Johann Schlegl freute sich im Gasthaus Schärtl über den Besuch von 23 Jagdgenossen zur Jahreshauptversammlung. Gemäß forstwirtschaftlichem Gutachten zur Waldverjüngung bleibt der Abschussplan unverändert. Der Versuch, Hecken mit einem Forstmulcher zurückzuschneiden, hat sich nach seiner Ansicht bewährt.

Trotz vieler Ausgaben ist der Kassenstand angestiegen. Rund 2000 Euro zahlte die Jagdgenossenschaft für das Heckenschneiden, die andere Hälfte übernahm der Markt. Die Instandsetzung der Wege kostete 1500 Euro. Der Jagdpachtschilling für 2016 soll in der Kasse bleiben.

Angebot abgelehnt


Der Versammlung lagen drei Angebote für die Verlängerung der Jagdreviere vor, die aber so auf Ablehnung stießen. Pächter Alfons Schmidt sprach von der schwierigen Wildschweinjagd. Einen Wildschaden habe er regulieren müssen. Dennoch einigte er sich auf eine Verlängerung auf sechs Jahre zu den bisherigen Bedingungen.

2017 laufen die Pachtverträge für die drei Jagdreviere aus. Die Pächter Ernst Härning, Schmidt und Leo Bäumler könnten vorzeitig verlängern. Deren Angebote wichen teilweise von den Absprachen ab. Alle drei Anträge hatten fast den gleichen Wortlaut und die gleichen Bedingungen. Als Hektarpreis wurde weniger geboten als bisher, außerdem wollten die Jäger keine Wildschäden mehr übernehmen.

In der Versammlung hatten alle drei nochmals Gelegenheit, ihre Gründe vorzubringen oder ihr Angebot zurückzunehmen. Härning bezeichnete die Jagdsituation im Revier Neudorf Nord als schlecht. "Wenig Rehe, aber Wildschweine, die nicht unter Kontrolle zu bringen sind." Wenn er für Wildschäden haftbar gemacht werden soll, sei das ein unkalkulierbares Risiko.

Bedingungen inakzeptabel


Bäumler bekundete zwar Interesse an der Jagd, aber nicht zu den bisherigen Bedingungen. Er habe im vergangenen Jahr die meisten Schweine geschossen. Einen Wildschaden brauchte er bisher nicht zu begleichen. Eine Deckelung der Wildschäden lehnten alle drei Jagdpächter ab.

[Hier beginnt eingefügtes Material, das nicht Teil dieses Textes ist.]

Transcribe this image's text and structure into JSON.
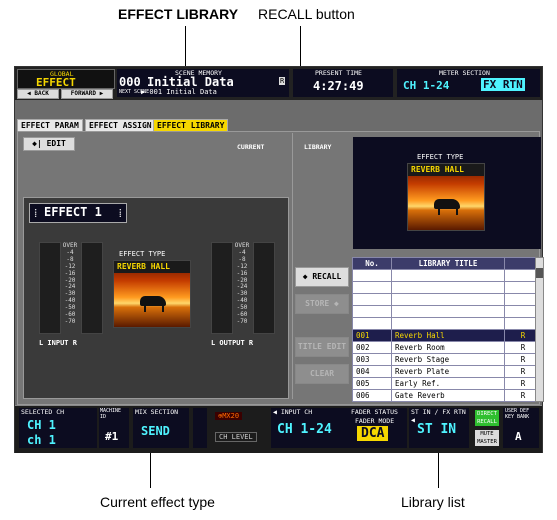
{
  "callouts": {
    "effect_library": "EFFECT LIBRARY",
    "recall_button": "RECALL button",
    "current_effect_type": "Current effect type",
    "library_list": "Library list"
  },
  "header": {
    "global_label": "GLOBAL",
    "function_name": "EFFECT",
    "back_label": "◀ BACK",
    "forward_label": "FORWARD ▶",
    "scene_memory_label": "SCENE MEMORY",
    "scene_number": "000",
    "scene_title": "Initial Data",
    "scene_r": "R",
    "next_scene_label": "NEXT SCENE",
    "next_scene": "▶ 001 Initial Data",
    "present_time_label": "PRESENT TIME",
    "present_time": "4:27:49",
    "meter_section_label": "METER SECTION",
    "meter_ch": "CH 1-24",
    "meter_fx": "FX RTN"
  },
  "tabs": [
    {
      "label": "EFFECT PARAM"
    },
    {
      "label": "EFFECT ASSIGN"
    },
    {
      "label": "EFFECT LIBRARY"
    }
  ],
  "main": {
    "edit_button": "EDIT",
    "current_label": "CURRENT",
    "library_label": "LIBRARY",
    "effect_selector": "EFFECT 1",
    "effect_type_label": "EFFECT TYPE",
    "effect_type_name": "REVERB HALL",
    "meter_ticks": [
      "OVER",
      "-4",
      "-8",
      "-12",
      "-16",
      "-20",
      "-24",
      "-30",
      "-40",
      "-50",
      "-60",
      "-70"
    ],
    "input_label": "L  INPUT  R",
    "output_label": "L  OUTPUT  R",
    "recall_button": "RECALL",
    "store_button": "STORE",
    "title_edit_button": "TITLE EDIT",
    "clear_button": "CLEAR"
  },
  "library_preview": {
    "label": "EFFECT TYPE",
    "name": "REVERB HALL"
  },
  "library_table": {
    "headers": [
      "No.",
      "LIBRARY TITLE",
      ""
    ],
    "empty_rows": 5,
    "rows": [
      {
        "no": "001",
        "title": "Reverb Hall",
        "flag": "R"
      },
      {
        "no": "002",
        "title": "Reverb Room",
        "flag": "R"
      },
      {
        "no": "003",
        "title": "Reverb Stage",
        "flag": "R"
      },
      {
        "no": "004",
        "title": "Reverb Plate",
        "flag": "R"
      },
      {
        "no": "005",
        "title": "Early Ref.",
        "flag": "R"
      },
      {
        "no": "006",
        "title": "Gate Reverb",
        "flag": "R"
      }
    ]
  },
  "status_bar": {
    "selected_ch_label": "SELECTED CH",
    "selected_ch": "CH 1",
    "selected_ch_name": "ch 1",
    "machine_id_label": "MACHINE ID",
    "machine_id_value": "#1",
    "mix_section_label": "MIX SECTION",
    "mix_value": "SEND",
    "model_badge": "⊕MX20",
    "ch_level": "CH LEVEL",
    "input_ch_label": "◀ INPUT CH",
    "input_ch": "CH 1-24",
    "fader_status_label": "FADER STATUS",
    "fader_mode_label": "FADER MODE",
    "fader_mode": "DCA",
    "st_in_label": "ST IN / FX RTN ◀",
    "st_in": "ST IN",
    "direct_recall": "DIRECT RECALL",
    "mute_master": "MUTE MASTER",
    "user_def_label": "USER DEF KEY BANK",
    "user_def_value": "A"
  }
}
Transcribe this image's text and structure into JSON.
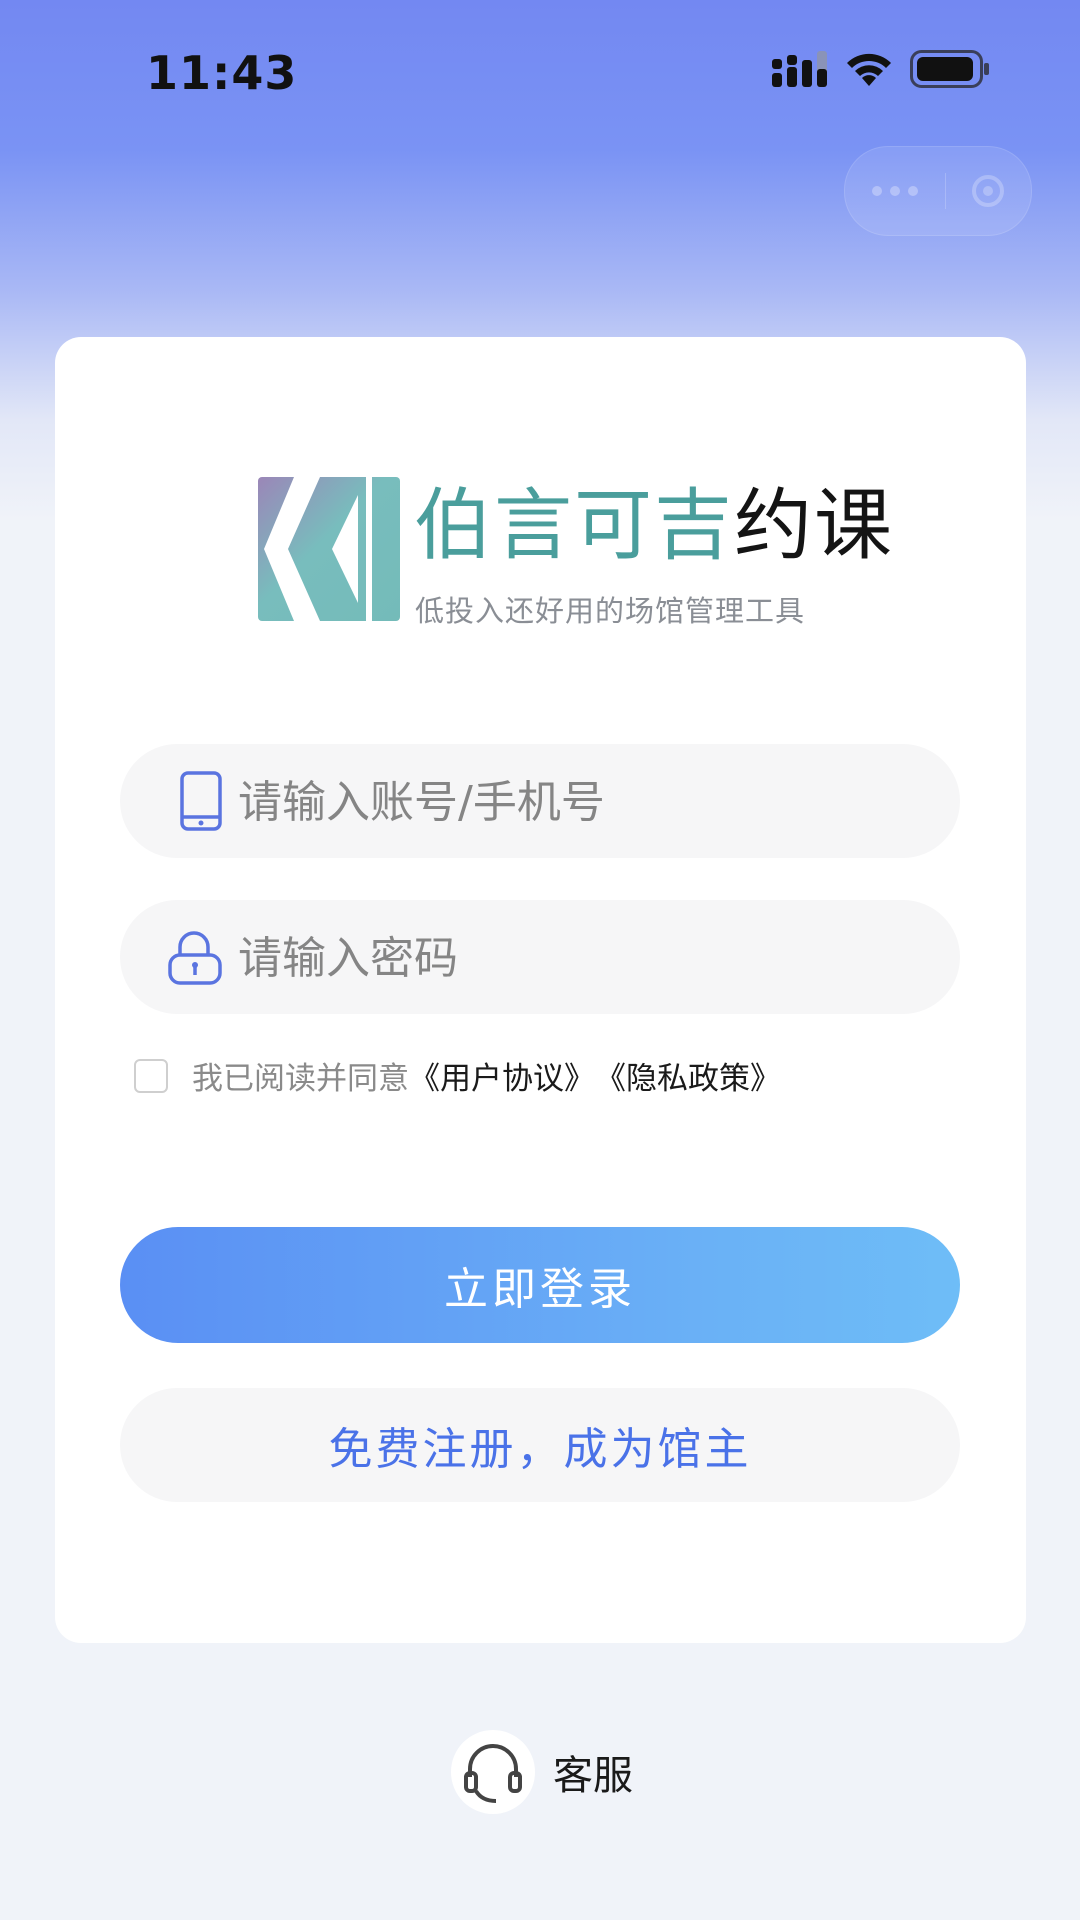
{
  "status_bar": {
    "time": "11:43",
    "icons": [
      "signal-icon",
      "wifi-icon",
      "battery-icon"
    ]
  },
  "brand": {
    "name_part1": "伯言可吉",
    "name_part2": "约课",
    "slogan": "低投入还好用的场馆管理工具",
    "colors": {
      "teal": "#4a9e9c",
      "dark": "#141414"
    }
  },
  "form": {
    "account_placeholder": "请输入账号/手机号",
    "password_placeholder": "请输入密码",
    "agree_prefix": "我已阅读并同意",
    "user_agreement": "《用户协议》",
    "privacy_policy": "《隐私政策》",
    "login_label": "立即登录",
    "register_label": "免费注册，成为馆主"
  },
  "footer": {
    "service_label": "客服"
  },
  "colors": {
    "primary_gradient_start": "#5a8ff4",
    "primary_gradient_end": "#6ebdf7",
    "register_text": "#4a72e8",
    "icon_blue": "#5a74e0"
  }
}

Vorsteher Schlegl nannte das Vertrauensverhältnis zwischen Pächtern und Jagdgenossenschaft, insbesondere zu seiner Person, gestört. Bisher habe man, bis auf den einen Fall, alles im gegenseitigen Einvernehmen geregelt. Vom Angebot der Jagdpächter sei er enttäuscht. Er sprach von der Möglichkeit, die Pachtzeit von zwölf auf sechs Jahre zu halbieren.

Johann Kick war ebenfalls enttäuscht von Bäumler. Nicht einmal eine Brotzeit hätten betroffene Bauern erhalten. "So geht man mit den Landwirten nicht um."

Michael Müller und Wolfgang Schraml sowie Kick waren sich einig, dass man die Jagdpächter nicht aus der Verantwortung für Wildschäden komplett entlassen wolle. "Das ist eine Einladung, die Wildschweine nicht mehr zu bejagen." Alle wünschten sich eine Deckelung, über deren Höhe man reden könne.

Neuvergabe 2017


Härning und Bäumler waren nicht bereit, ihr Angebot zu ändern. Unter diesen Konditionen votierte nur jeweils ein Jagdgenosse für eine Verlängerung. Die Folge ist nun, dass die Reviere Mitte und Süd im kommenden Jahr neu vergeben werden.